In October 2002, based on intelligence President Bush convinced Congress to pass Public Law 107-243, authorizing him to use force against Iraq to make Saddam comply with U.N. Resolutions that he disarm his nation of Weapons of Mass Destruction. This in spite of former Secretary of State James Baker's declaration on January 9, 1996 during a PBS Frontline interview that "He (Saddam), no longer has the capacity to develop weapons of mass destruction, he no longer represents the threat to his neighbors that he did before." This assertion was essentially echoed by former U.S. Marine and top U.N. Weapons Inspector Scott Ritter, who stated in a Time Magazine interview on September 14, 2002 that "I've said that no one has backed up any allegations that Iraq has reconstituted WMD capability with anything that remotely resembles substantive fact.

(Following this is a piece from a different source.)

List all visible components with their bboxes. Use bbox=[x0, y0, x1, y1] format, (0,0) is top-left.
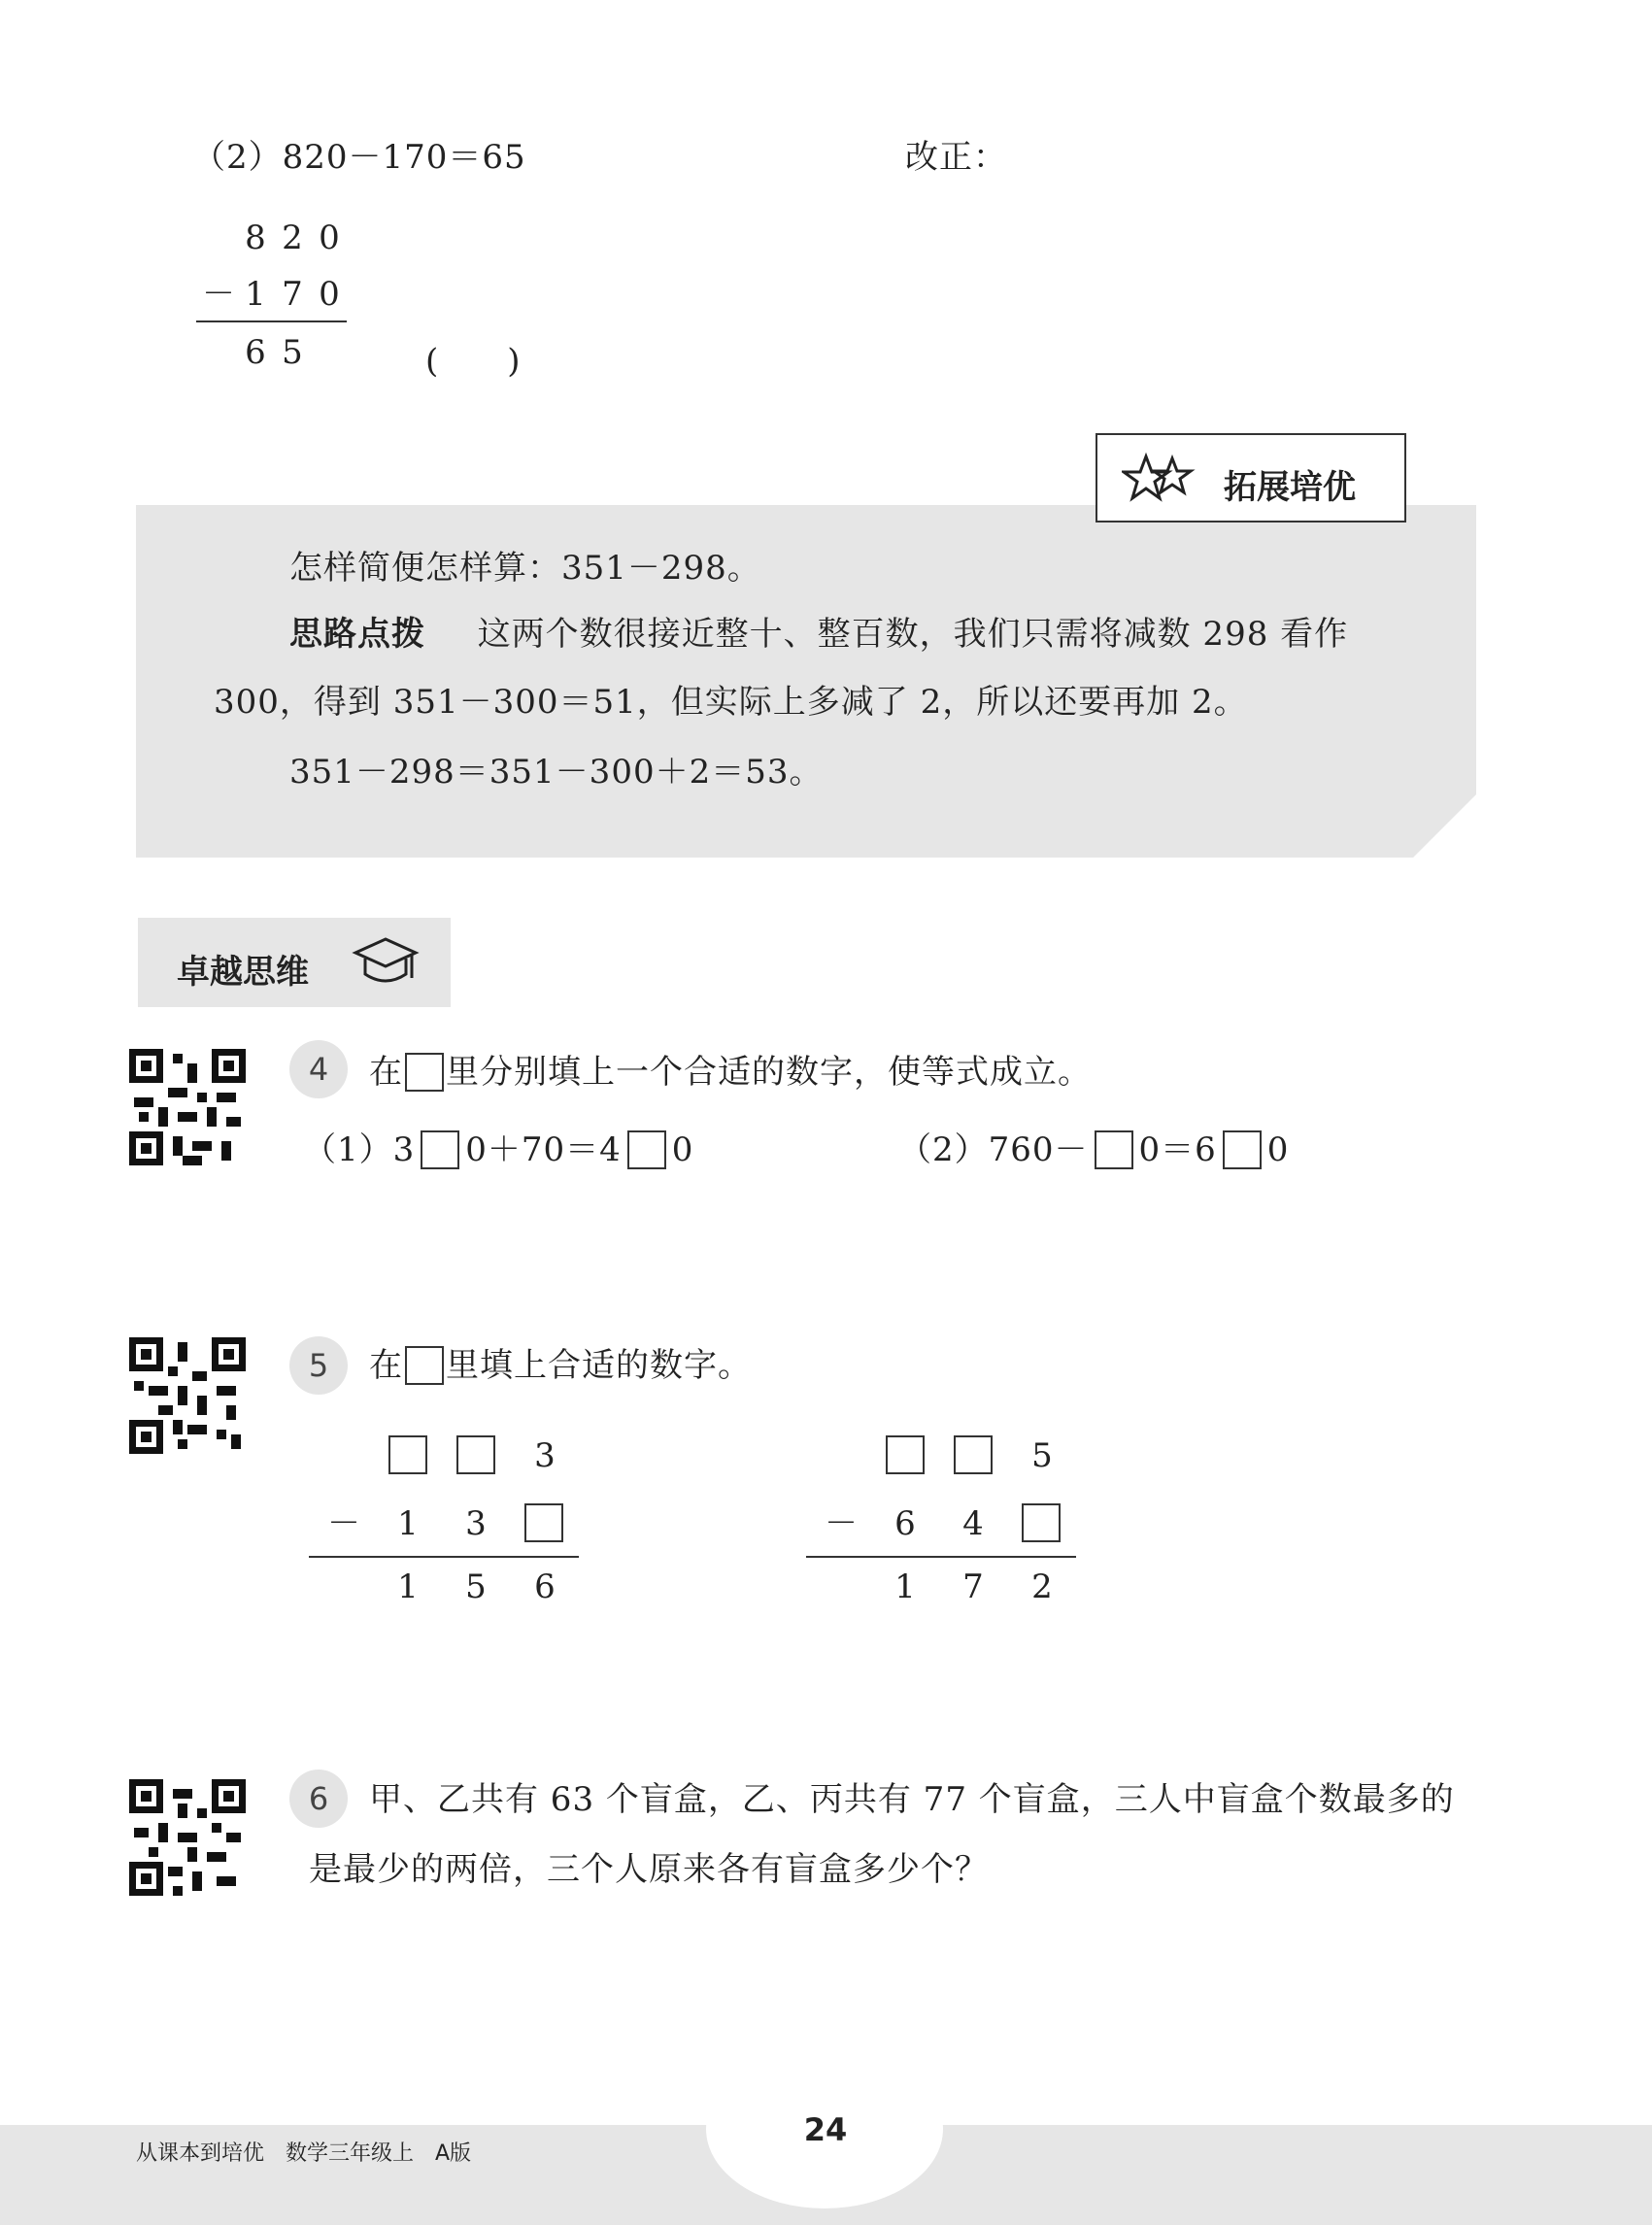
hint-text-line2: 300，得到 351－300＝51，但实际上多减了 2，所以还要再加 2。 bbox=[214, 683, 1248, 722]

To say that Saddam's doing it is in total disregard to the fact that if he gets caught he's a dead man and he knows it. We have tremendous capabilities to detect any effort by Iraq to obtain prohibited capability. The fact that no one has shown that he has acquired that capability doesn't necessarily translate into incompetence on the part of the intelligence community. It may mean that he hasn't done anything." These assertions were proved by the fact that no Weapons of Mass Destruction were found in Iraq, and by the conclusions of the CIA report released on October 7, 2004 that found Iraq's WMD program had been ended in 1991, and that it had ceased its nuclear program after the Gulf War, the same year. The United States weapons inspectors officially concluded their hunt for the Iraqi WMD on January 12, 2005.
That it stains the limits of credulity to believe that the President of the United States was not aware of these facts as declared in the aforementioned statements by both Baker and Ritter, is an understatement at best. For President Bush to believe that Iraq still had a Weapons of Mass Destruction and a Nuclear weapons program means that a bankrupt, third world country Iraq, a state that had lived under the harshest sanctions ever imposed on a nation in history was able to deceive the whole of the U.S. national technical means which we have spent hundreds of billions of dollars engineering, building, and operating over the last four decades including the spy satellites of the National Reconnaissance Office (NRO), and the National Security Agencies (NSA), Project Echelon.
It is time for members of Congress to stop obfuscating and the Senate Intelligence Committee to complete their investigation into Iraqi pre-war intelligence in fully open and public hearings. This nation owes it to the 2,307 men and women of our armed forces who have been killed as well as the 17,000 who have been wounded in Iraq.